Net1 slumps on probe
Stock in Net1 UEPS Technologies, which is under investigation by US authorities over its R10 billion social security tender, fell 47.84% yesterday to a new five-year low.
Shares in the company opened at R36.01 and hit an intra-day high of R45 and an intra-day low of R30 before closing at R35. On Tuesday, the day Net1 disclosed that it was under investigation, the stock closed at R67.10.
Net1 received notification at the end of November from the Securities and Exchange Commission (SEC) and the US Department of Justice's Criminal Division (DOJ) about the probe, indicating that its R10 billion deal with the South African Social Security Agency (SASSA) is under investigation.
The DOJ and the Federal Bureau of Investigation are looking into whether the company, its subsidiaries or its staff and agents and any other person affiliated with it, violated US laws by bribing South African government officials to win the tender.

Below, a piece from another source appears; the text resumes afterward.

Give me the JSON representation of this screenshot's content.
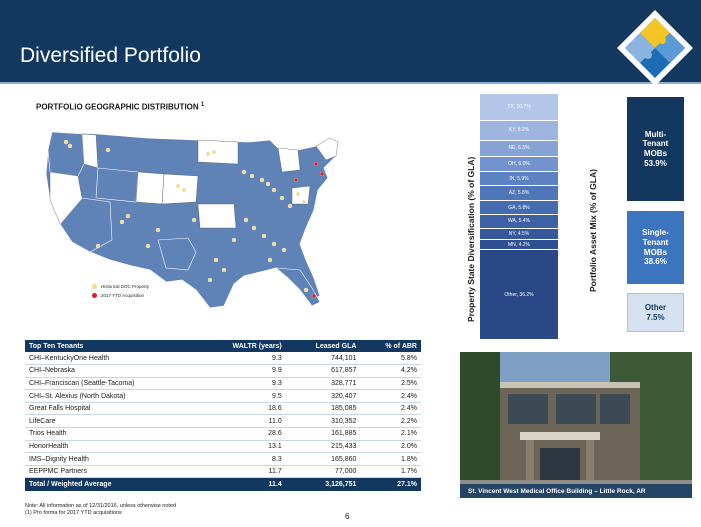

The SEC's enforcement division is also conducting a non-public fact-finding inquiry into Net1. Part of the probe includes whether Net1 violated federal securities laws in connection with its filings with the SEC.
Business as usual
In another statement to shareholders, issued yesterday, Net1 says it recognises that the announcement of these investigations raises questions and concerns about the company and its SASSA contract. It says it continues to handle payments to about 10 million grant recipients and it has no reason to believe the investigation will impair its ability to handle payments.
"As a preliminary matter, the company believes it is important to note that these investigations are investigations and not findings of wrongdoing on the part of any person and that Net1 is fully cooperating with the investigations."
The investigation follows an August ruling by North Gauteng High Court judge Elias Matojane, who declared the contract illegal and invalid, but said it would remain in place so that payments continue. Net1 has appealed the decision to the Supreme Court of Appeals.
The legal wrangle was lodged by failed bidder AllPay, a division of Absa, which alleged SASSA improperly awarded the five-year deal to CPS and that it did not comply with the necessary regulations and laws.
After the High Court ruling, AllPay tried to have the Constitutional Court hear an urgent appeal of the High Court's judgment, which was rejected by the highest court in the land, because it was not in the interest of justice to hear the matter at this stage, says Net1.
In September 2012, AllPay complained to the JSE that Net1's disclosures concerning these matters were "inadequate or inaccurate". The JSE rejected AllPay's claim and its subsequent request that the ruling be reconsidered.
Net1 says it will not comment any further until the investigations have been concluded.